Chapter 1: Where to _start

Chapter 1: Where to `_start`

As part of my ongoing campaign to convince the world I am worthy of an entry level position, I am writing a dynamic linker from scratch in Rust.

It's turning out to be a lot harder than I thought (go figure), but that's mostly due to a lack of documentation. This series is my attempt to fix that, it's solely aimed at Linux because I have no idea how Windows works...

What's A Dynamic Linker?

The binaries on your computer aren't just raw instructions, they are stored in a format called Elf which stands for executable linking format. The contents of Elf files are split into sections. Those labeled PT_LOAD are just raw instructions, but others contain information such as the addresses and names of the functions.

Just like in high-level programming languages, the Elf format uses libraries and imports. The names of these so-called shared libraries are stored in the PT_DYNAMIC section and are referred to as shared objects. When the program starts, the dynamic linker finds these dependencies and loads them from a file into the same address space as the main program.
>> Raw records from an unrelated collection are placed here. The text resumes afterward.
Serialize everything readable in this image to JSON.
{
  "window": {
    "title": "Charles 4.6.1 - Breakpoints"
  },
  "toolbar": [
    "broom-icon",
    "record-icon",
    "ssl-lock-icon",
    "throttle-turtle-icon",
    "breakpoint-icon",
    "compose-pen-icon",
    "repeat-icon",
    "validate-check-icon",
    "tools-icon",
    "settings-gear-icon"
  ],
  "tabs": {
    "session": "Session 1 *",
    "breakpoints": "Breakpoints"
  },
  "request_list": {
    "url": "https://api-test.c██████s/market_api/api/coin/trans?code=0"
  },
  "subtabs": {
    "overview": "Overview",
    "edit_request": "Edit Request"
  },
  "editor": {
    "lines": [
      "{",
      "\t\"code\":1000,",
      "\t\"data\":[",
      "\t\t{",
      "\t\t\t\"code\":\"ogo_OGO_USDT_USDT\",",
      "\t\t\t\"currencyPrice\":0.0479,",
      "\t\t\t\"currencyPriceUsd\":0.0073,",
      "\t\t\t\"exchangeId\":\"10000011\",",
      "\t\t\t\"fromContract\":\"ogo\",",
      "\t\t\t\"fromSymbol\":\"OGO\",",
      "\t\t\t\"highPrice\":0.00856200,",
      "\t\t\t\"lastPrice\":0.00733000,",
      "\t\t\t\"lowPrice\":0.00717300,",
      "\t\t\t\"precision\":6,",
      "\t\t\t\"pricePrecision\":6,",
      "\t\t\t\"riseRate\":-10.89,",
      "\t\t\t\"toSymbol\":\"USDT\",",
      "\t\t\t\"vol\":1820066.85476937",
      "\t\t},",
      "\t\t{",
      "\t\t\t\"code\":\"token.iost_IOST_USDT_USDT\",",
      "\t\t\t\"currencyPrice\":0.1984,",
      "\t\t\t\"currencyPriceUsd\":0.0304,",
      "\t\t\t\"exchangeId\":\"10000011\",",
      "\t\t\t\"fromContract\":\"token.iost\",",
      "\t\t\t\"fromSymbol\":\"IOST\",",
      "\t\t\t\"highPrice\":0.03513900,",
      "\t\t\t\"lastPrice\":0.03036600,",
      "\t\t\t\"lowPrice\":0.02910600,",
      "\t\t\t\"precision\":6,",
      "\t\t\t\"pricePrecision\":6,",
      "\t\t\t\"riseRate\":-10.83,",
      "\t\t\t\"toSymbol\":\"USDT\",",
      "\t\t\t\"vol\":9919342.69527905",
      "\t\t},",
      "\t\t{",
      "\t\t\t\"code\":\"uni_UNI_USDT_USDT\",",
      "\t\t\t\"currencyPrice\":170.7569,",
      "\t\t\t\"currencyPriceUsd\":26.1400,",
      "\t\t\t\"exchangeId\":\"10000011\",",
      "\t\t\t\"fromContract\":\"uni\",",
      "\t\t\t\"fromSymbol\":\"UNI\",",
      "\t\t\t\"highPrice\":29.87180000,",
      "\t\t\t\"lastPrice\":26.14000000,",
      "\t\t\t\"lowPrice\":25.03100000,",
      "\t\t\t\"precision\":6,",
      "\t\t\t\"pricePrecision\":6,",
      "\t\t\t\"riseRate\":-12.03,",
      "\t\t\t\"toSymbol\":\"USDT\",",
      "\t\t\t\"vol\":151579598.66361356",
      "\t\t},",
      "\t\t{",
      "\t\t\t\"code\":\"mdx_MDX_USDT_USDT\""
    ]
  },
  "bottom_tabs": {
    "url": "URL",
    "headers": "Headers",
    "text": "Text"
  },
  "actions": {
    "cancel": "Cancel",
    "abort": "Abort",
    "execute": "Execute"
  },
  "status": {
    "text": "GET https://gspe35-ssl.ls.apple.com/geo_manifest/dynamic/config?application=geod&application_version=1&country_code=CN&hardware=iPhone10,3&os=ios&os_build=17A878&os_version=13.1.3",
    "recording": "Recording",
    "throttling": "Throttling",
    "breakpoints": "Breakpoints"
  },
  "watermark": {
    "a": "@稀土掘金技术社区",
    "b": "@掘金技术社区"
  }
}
Then, using another set of data structures in the PT_DYNAMIC section called relocations, it updates all calls to these functions with their new addresses.

While statically linked binaries have become more popular lately, they too have relocations requiring a dynamic linker to resolve at runtime. This is part of a system called ASLR, which stands for address space layout randomization. ASLR randomly arrange the address space including the positions of the base executable, stack, heap, and any shared objects. Then, the dynamic linker updates all addresses using the base address (B) plus an offset into the executable called the addend (A). This allows the executable to locate its own functions and variables.

As far as I know, the only alternatives to this is a program that acts as its own dynamic linker. A good example of this is the Rust crate origin, which can relocate its own statically linked executable.

Now Let's Begin

As you can guess, the dynamic linker is one of those executables that relocates itself. Actually, the default dynamic linker ld.so is completely dynamic, linking its own libraries at runtime. I am not going to be doing that; it's a lot of work and Rust crates are always statically linked, anyway.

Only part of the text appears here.